La parità di genere non è solo un diritto umano fondamentale, ma la condizione necessaria per un mondo prospero, sostenibile e in pace. Il contrasto alle diseguaglianze è tra gli obiettivi prioritari dell’Agenda 2030, che delinea uno stretto collegamento tra empowerment delle donne e sviluppo sostenibile e raccomanda un approccio per genere, generazione, territorio e origine etnica, trasversale a tutti gli obiettivi fissati per orientare le politiche e le strategie definite dall’Agenda stessa. Il Dipartimento per le pari opportunità ha da tempo avviato, anche in collaborazione con il Ministero dell’Istruzione, iniziative volte a promuovere le pari opportunità e a contrastare gli stereotipi di genere nei percorsi scolastici.
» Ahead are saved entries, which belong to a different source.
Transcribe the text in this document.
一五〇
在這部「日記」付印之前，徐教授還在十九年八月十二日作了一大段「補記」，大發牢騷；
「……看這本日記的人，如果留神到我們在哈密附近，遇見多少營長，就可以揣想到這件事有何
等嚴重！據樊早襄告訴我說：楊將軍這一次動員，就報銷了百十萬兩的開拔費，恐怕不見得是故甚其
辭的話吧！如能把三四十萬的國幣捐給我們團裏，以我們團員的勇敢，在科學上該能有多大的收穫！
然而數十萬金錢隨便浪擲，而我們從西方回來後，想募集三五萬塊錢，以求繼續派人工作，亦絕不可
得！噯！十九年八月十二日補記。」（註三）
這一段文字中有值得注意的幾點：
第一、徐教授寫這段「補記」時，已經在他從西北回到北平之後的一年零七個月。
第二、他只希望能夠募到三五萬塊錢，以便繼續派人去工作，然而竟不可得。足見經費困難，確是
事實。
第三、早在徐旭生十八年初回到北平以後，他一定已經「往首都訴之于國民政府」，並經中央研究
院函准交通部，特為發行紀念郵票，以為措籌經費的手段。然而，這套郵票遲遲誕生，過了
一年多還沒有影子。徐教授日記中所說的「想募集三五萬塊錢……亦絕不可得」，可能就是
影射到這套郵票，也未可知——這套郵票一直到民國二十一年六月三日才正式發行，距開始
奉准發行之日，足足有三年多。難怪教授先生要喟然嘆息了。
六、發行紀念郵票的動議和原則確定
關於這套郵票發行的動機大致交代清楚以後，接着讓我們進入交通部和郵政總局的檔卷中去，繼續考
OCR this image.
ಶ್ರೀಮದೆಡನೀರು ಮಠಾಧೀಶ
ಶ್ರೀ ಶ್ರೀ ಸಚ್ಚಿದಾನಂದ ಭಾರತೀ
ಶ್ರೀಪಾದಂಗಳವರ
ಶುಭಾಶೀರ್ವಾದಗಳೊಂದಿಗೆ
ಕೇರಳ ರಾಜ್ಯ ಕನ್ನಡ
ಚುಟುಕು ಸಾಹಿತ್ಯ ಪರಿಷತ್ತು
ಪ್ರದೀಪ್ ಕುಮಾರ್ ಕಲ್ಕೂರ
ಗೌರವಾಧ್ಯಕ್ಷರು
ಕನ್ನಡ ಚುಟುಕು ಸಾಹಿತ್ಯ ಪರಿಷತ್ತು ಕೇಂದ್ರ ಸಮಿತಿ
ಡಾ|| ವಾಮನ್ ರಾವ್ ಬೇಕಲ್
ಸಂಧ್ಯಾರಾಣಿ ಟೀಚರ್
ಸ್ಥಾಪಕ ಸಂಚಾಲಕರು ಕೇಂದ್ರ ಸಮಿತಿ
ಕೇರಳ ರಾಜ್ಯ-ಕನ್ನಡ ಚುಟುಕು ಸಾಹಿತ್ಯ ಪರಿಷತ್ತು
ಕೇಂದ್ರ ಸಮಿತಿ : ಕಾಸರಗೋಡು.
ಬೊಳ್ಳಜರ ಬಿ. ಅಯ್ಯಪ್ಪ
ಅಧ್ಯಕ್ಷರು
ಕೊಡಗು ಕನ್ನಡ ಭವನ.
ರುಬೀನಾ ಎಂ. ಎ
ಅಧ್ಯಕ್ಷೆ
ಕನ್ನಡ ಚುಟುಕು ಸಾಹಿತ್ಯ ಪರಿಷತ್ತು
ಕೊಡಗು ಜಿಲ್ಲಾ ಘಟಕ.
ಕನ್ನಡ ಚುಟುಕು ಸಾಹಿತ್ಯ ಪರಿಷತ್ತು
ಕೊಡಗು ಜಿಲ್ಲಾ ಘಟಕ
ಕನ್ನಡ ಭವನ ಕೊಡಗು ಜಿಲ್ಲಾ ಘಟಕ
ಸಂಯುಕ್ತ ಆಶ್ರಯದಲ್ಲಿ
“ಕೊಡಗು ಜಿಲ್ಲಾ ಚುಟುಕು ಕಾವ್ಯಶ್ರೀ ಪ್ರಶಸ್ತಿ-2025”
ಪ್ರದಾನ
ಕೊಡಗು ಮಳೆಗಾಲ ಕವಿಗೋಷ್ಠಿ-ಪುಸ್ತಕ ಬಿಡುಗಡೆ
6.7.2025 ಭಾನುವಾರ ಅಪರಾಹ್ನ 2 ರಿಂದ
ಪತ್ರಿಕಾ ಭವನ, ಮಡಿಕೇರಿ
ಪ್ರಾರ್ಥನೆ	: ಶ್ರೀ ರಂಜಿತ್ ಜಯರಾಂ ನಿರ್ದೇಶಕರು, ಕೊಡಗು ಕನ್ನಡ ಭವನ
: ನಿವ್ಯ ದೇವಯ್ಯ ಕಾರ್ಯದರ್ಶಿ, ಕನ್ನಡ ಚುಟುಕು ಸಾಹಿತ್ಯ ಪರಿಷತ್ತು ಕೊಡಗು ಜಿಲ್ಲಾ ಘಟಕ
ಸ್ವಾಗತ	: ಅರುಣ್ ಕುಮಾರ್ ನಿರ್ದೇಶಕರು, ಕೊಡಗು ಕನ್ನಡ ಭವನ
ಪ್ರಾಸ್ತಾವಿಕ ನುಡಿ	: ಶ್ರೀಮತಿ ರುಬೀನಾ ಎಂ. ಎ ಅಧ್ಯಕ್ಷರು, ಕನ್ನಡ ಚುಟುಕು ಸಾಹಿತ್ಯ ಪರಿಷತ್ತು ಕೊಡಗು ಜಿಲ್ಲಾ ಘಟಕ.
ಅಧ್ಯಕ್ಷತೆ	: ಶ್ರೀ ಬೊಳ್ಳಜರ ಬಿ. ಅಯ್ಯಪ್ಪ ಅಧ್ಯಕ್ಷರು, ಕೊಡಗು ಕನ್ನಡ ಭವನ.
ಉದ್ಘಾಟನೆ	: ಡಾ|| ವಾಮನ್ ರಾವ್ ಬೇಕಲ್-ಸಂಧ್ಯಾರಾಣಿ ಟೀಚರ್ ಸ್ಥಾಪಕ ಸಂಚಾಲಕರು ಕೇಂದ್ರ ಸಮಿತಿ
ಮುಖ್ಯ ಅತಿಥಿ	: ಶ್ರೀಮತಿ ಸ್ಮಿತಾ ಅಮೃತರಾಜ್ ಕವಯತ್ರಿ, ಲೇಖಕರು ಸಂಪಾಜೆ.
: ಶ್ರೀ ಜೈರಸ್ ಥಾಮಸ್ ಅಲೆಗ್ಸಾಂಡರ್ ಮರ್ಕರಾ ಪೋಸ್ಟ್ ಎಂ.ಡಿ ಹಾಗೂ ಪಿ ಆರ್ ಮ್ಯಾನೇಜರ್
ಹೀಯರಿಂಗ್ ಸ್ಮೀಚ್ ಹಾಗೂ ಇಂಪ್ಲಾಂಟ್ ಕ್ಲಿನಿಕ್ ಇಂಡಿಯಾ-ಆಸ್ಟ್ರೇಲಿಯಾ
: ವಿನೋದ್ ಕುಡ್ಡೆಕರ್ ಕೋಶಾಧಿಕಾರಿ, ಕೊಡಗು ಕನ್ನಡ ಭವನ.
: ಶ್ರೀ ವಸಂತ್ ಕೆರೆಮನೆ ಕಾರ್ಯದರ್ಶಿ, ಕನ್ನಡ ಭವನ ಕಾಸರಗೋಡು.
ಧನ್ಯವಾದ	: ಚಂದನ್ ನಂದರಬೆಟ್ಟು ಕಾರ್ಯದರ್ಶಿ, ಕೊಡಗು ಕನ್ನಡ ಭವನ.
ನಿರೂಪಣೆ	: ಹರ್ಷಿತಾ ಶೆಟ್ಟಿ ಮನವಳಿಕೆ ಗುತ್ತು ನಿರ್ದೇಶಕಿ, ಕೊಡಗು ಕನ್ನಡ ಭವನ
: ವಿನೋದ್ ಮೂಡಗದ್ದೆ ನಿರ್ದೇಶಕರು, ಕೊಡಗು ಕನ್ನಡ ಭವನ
Per combattere lo stereotipo della presunta scarsa attitudine delle studentesse verso le discipline STEM (Science, Technology, Engineering, Mathematics), è nata Scientix, la community europea che promuove la collaborazione tra insegnanti, ricercatori, decisori politici e professionisti che si occupano di educazione alle STEM; il progetto, coordinato da European Schoolnet con il supporto economico del programma quadro Horizon 2020, ha attivato anche una rete di Punti di Contatto Nazionali che operano a livello nazionale e locale e che in Italia è stata affidata all’Indire. Anche in questo caso, la diffusione delle iniziative indicate, deve essere capillare per valorizzare le tematiche sulle differenze di genere, per mettere in risalto il contributo delle donne in tutte le discipline e per superare gli stereotipi sessisti. Maria Montessori è un esempio di tutto questo, una donna straordinaria, una grande scienziata vissuta all’inizio del Novecento, che con il suo insegnamento ha rivoluzionato la pedagogia. Un modo nuovo di fare scuola con al centro le bambine e i bambini accompagnati dalla creatività, dalla libertà e dalla disciplina. Idee senza tempo, tuttora funzionanti e riconosciute in tutto il mondo, un metodo ancora validissimo, per l’approccio educativo, per l’autonomia e l’autoregolazione.
Da sempre le donne sono state le protagoniste della nostra storia, deportate nei lager, quasi la metà non fece più ritorno e per i sopravvissuti, e per i loro familiari, la vita non fu più la stessa. Madri, mogli, sorelle e figlie, dopo l’arresto dei propri uomini, si ritrovarono improvvisamente a gestire, da sole, un quotidiano di fame e miseria, un isolamento sociale, in cui la vita si dibatteva tra silenzio e umili lavori. Oggi la società si manifesta nella forma della cultura, in un insieme di comportamenti e modi di pensare comuni, che sono in continua evoluzione. Se non vi fossero differenze anche biologiche tra le singole persone, uomini e donne, che li spingono a ricercare, a scoprire e a creare autonomamente, la società non sarebbe mai cambiata. Essa di certo accetta con fatica i cambiamenti, è un insieme di interdipendenze, di condizionamenti, di incompatibilità, all’interno del quale operano uomini e donne con proprie caratteristiche.
Dal settimo rapporto Eures si evince che una donna, ogni tre giorni, è stata vittima di femminicidio. La scommessa è quella di prevenire forme gravi di maltrattamento familiare, con l’implementazione di una strategia unitaria, partecipata e multidimensionale.
Tutto questo non è facile perché le donne, seppure tendono ad essere forti, sognano che le cose, forse, si possano cambiare, hanno il coraggio, raro, di dire no.